Por sua morte e ressurreição, Jesus Cristo “nos abriu” o céu. A vida dos bem-aventurados consiste na posse em plenitude dos frutos da redenção operada por Cristo, que associou à sua glorificação celeste os que creram nele e que ficaram fiéis à sua vontade. O céu é a comunidade bem-aventurada de todos os que estão perfeitamente incorporados a Ele (Catecismo da Igreja Católica, cân. 1026).
Somente a fé verdadeira é capaz de dar um novo significado a toda a nossa vida. Como diz o texto do Evangelho de João (6,35): “Quem vem a mim não terá mais fome, e quem crê em mim nunca mais terá sede”. São promessas de Jesus como em João (6,47): “Em verdade, em verdade vos digo que aquele que crê em mim tem a vida eterna”. Por isso tudo, que nossa vida se encha de esperança e sempre rezemos por nossos irmãos que partiram desta vida.
Para o cristão, a morte é o início de uma nova etapa. Embora a tristeza nos domine quando perdemos um ente querido, a esperança nos consola, pois, como rezamos na liturgia, “Para os que creem, a vida não é tirada, mas transformada; e desfeito o nosso corpo mortal, nos é dado, nos céus, um corpo imperecível”. A fé na ressurreição encoraja nosso viver e nos impulsiona à prática do bem, deixando-nos conduzir pelo Espírito Santo.

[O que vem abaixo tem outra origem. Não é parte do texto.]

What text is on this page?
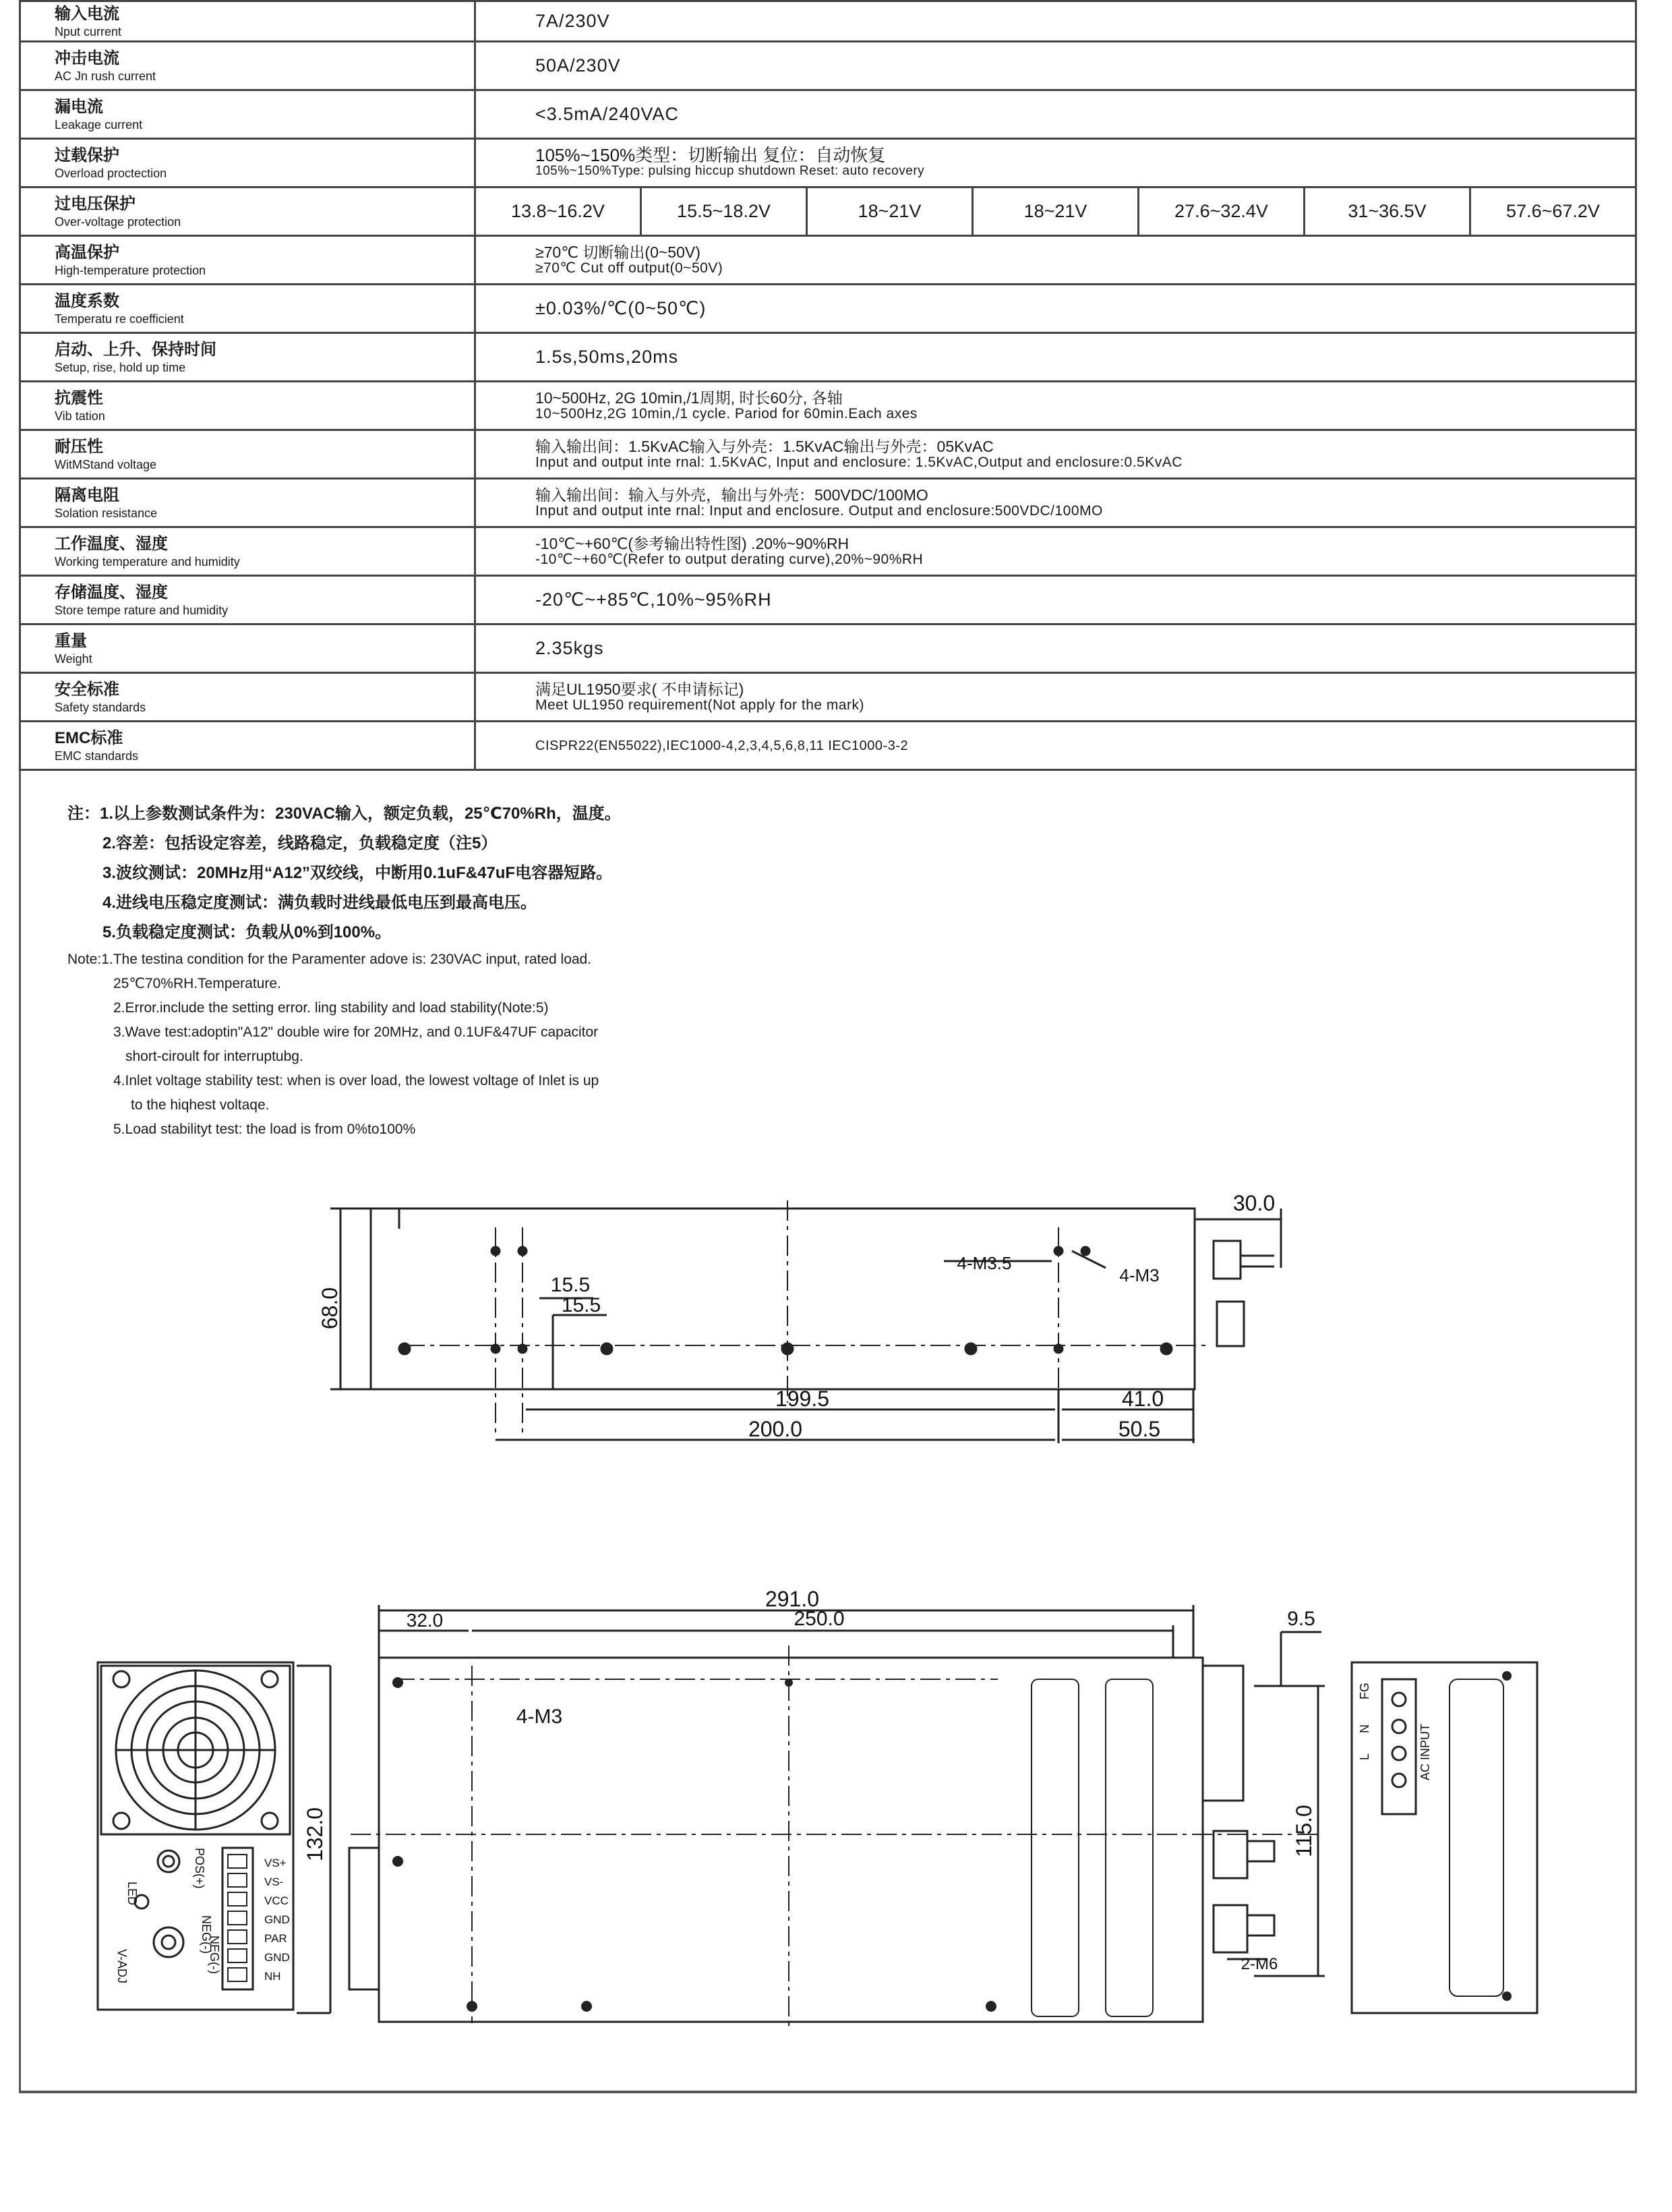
输入电流
Nput current	7A/230V						

冲击电流
AC Jn rush current	50A/230V						

漏电流
Leakage current	<3.5mA/240VAC						

过载保护
Overload proctection	105%~150%类型：切断输出 复位：自动恢复
105%~150%Type: pulsing hiccup shutdown Reset: auto recovery						

过电压保护
Over-voltage protection	13.8~16.2V	15.5~18.2V	18~21V	18~21V	27.6~32.4V	31~36.5V	57.6~67.2V

高温保护
High-temperature protection	≥70℃ 切断输出(0~50V)
≥70℃ Cut off output(0~50V)						

温度系数
Temperatu re coefficient	±0.03%/℃(0~50℃)						

启动、上升、保持时间
Setup, rise, hold up time	1.5s,50ms,20ms						

抗震性
Vib tation	10~500Hz, 2G 10min,/1周期, 时长60分, 各轴
10~500Hz,2G 10min,/1 cycle. Pariod for 60min.Each axes						

耐压性
WitMStand voltage	输入输出间：1.5KvAC输入与外壳：1.5KvAC输出与外壳：05KvAC
Input and output inte rnal: 1.5KvAC, Input and enclosure: 1.5KvAC,Output and enclosure:0.5KvAC						

隔离电阻
Solation resistance	输入输出间：输入与外壳，输出与外壳：500VDC/100MO
Input and output inte rnal: Input and enclosure. Output and enclosure:500VDC/100MO						

工作温度、湿度
Working temperature and humidity	-10℃~+60℃(参考输出特性图) .20%~90%RH
-10℃~+60℃(Refer to output derating curve),20%~90%RH						

存储温度、湿度
Store tempe rature and humidity	-20℃~+85℃,10%~95%RH						

重量
Weight	2.35kgs						

安全标准
Safety standards	满足UL1950要求( 不申请标记)
Meet UL1950 requirement(Not apply for the mark)						

EMC标准
EMC standards	CISPR22(EN55022),IEC1000-4,2,3,4,5,6,8,11 IEC1000-3-2						
注：1.以上参数测试条件为：230VAC输入，额定负载，25℃70%Rh，温度。
2.容差：包括设定容差，线路稳定，负载稳定度（注5）
3.波纹测试：20MHz用“A12”双绞线，中断用0.1uF&47uF电容器短路。
4.进线电压稳定度测试：满负载时进线最低电压到最高电压。
5.负载稳定度测试：负载从0%到100%。
Note:1.The testina condition for the Paramenter adove is: 230VAC input, rated load.
25℃70%RH.Temperature.
2.Error.include the setting error. ling stability and load stability(Note:5)
3.Wave test:adoptin"A12" double wire for 20MHz, and 0.1UF&47UF capacitor
short-ciroult for interruptubg.
4.Inlet voltage stability test: when is over load, the lowest voltage of Inlet is up
to the hiqhest voltaqe.
5.Load stabilityt test: the load is from 0%to100%
30.0
68.0
15.5
15.5
4-M3.5
4-M3
199.5
200.0
41.0
50.5
291.0
32.0	250.0	9.5
4-M3
132.0	115.0
2-M6
VS+
VS-
VCC
GND
PAR
GND
NH
POS(+)
NEG(-)
LED
V-ADJ	NEG(-)
FG
N
L	AC INPUT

Na Profissão de Fé rezamos: creio na ressurreição, creio na vida eterna. Que essa fé nos impulsione na caminhada até Deus, seguindo os ensinamentos de Jesus Cristo. Assim construiremos uma vida feliz que se realizará, de forma plena e perfeita, após a morte, quando seremos envolvidos pelo abraço amoroso de nosso Pai. Todos morreremos, mas somos chamados à ressurreição por Cristo. Por isso, o Dia de Finados é um convite a celebrarmos a vida e a esperança!
Maria Fernanda P. Azevedo
Missionária leiga de Deus Uno e Trino, Rio de Janeiro.